Comment by zanecodes
2 months ago
I'm convinced that the lack of a stable ABI and the lack of a hardware abstraction layer (requiring drivers to be in the kernel source tree) is what's preventing The Year of the Linux Desktop from ever arriving. I understand the principles behind both decisions, but at some point I think pragmatism should win out. I guess I'm just a bit surprised that no distro has taken up the mantle of providing these things; it seems to me it should be possible to build a stable ABI and HAL on top of the existing Linux kernel.
The problem is that as soon as you do that you're stuck with whatever architecture you already have, which incurs precisely the performance and maintenance burdens that Windows already suffers.
Which is a reasonable design choice for many things. But Linux can move fast in part because it can decide to discard bad ABI and HAL conventions.
I understand that, but I think for an operating system it's more valuable to provide stability for applications than to be able to move fast.
Secondarily, do the same issues not apply to the Linux API as to a hypothetical ABI? If the API changes, don't userspace applications still need to be updated and/or recompiled accordingly, or suffer breakage? At some level, whether it's an ABI, a statically linked API, or a dynamically linked API, there always has to be some interface between applications and the operating system, and breaking changes to that interface must be managed with care.
It comes down to where you decide to draw that interface, and I think the ABI is just a better place to draw it from a user's perspective. This way, applications don't need to be recompiled to work on newer operating system versions, and given how challenging and painful it can be to compile applications reproducibly, and how many applications are only provided in binary form to begin with, this seems like a worthy goal.
> I guess I'm just a bit surprised that no distro has taken up the mantle of providing these things; it seems to me it should be possible to build a stable ABI and HAL on top of the existing Linux kernel
Doesn't that distro already exist and it is called WINE?

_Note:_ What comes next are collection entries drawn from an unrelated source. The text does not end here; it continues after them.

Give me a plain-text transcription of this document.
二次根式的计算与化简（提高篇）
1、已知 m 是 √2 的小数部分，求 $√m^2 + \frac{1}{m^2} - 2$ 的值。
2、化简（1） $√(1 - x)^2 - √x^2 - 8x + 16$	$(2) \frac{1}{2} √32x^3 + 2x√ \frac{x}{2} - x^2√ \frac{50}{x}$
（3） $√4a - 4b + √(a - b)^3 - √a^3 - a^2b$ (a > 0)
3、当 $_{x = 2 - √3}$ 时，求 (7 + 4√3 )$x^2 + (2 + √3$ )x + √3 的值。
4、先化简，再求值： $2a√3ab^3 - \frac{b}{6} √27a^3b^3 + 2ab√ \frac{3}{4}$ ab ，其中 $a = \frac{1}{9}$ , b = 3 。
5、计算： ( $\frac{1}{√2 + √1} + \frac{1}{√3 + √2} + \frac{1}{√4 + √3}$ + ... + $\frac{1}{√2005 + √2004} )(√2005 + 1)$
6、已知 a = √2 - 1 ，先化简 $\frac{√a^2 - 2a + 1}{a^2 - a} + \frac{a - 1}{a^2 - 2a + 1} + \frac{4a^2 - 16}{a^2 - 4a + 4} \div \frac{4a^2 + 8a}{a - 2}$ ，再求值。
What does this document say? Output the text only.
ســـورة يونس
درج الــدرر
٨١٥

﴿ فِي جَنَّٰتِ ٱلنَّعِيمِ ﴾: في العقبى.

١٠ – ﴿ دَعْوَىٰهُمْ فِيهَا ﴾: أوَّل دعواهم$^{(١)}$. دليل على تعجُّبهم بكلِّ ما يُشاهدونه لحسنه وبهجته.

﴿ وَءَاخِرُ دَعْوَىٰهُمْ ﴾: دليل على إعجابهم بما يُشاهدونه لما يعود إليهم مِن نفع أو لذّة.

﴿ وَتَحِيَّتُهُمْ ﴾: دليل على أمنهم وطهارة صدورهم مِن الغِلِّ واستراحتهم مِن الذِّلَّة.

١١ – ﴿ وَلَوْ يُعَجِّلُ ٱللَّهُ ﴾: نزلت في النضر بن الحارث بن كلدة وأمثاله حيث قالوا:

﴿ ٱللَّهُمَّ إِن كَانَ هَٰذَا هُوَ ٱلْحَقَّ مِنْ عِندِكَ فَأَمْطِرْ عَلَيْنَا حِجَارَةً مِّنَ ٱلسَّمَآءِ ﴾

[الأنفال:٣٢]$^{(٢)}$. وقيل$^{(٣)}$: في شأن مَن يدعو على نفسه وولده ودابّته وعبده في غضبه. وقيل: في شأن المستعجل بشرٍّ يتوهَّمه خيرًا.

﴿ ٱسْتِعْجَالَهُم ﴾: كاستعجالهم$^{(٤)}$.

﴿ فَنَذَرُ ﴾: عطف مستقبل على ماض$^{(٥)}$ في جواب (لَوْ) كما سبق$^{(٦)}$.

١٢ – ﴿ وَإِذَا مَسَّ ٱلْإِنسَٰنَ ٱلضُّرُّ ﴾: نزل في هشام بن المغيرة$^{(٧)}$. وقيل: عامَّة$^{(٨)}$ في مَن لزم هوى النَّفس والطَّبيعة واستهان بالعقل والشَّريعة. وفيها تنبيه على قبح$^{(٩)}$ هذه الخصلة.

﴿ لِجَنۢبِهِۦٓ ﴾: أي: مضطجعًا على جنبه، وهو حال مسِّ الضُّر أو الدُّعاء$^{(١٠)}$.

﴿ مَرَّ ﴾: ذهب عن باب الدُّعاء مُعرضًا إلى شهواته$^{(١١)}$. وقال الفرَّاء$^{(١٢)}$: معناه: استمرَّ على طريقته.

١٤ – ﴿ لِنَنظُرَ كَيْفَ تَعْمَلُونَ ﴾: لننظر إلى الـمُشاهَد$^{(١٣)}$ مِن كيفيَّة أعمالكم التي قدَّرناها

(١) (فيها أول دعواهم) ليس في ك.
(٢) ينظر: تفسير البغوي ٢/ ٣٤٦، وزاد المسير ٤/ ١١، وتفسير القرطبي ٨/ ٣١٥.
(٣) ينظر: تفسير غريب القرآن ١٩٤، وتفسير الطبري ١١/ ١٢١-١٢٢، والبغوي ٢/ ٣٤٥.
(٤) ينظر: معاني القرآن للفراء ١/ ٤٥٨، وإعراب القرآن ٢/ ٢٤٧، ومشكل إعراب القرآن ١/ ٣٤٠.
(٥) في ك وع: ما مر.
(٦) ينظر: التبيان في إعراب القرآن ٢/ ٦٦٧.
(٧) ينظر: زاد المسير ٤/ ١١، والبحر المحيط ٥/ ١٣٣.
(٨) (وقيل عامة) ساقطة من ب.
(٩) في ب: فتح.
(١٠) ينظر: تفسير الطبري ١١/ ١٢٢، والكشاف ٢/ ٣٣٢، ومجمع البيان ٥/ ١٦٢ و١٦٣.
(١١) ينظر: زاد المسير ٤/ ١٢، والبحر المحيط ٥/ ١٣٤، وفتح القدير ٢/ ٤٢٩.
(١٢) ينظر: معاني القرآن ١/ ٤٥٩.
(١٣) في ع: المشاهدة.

As funny as it is to pattern the stable ABI and HAL so directly after Win32, it's also a hardened, well battle tested one. Rather than needing to design something from whole cloth and then get user and driver code buy in for it, why not just use an ABI and HAL with a lot of existing code? WINE is a funny answer, but it is a respectable one. (I appreciate the "overnight success 20 years in the making" joke above, too, about it.)
That's pretty much what RHEL and Ubuntu LTS are. Stable for 10 years.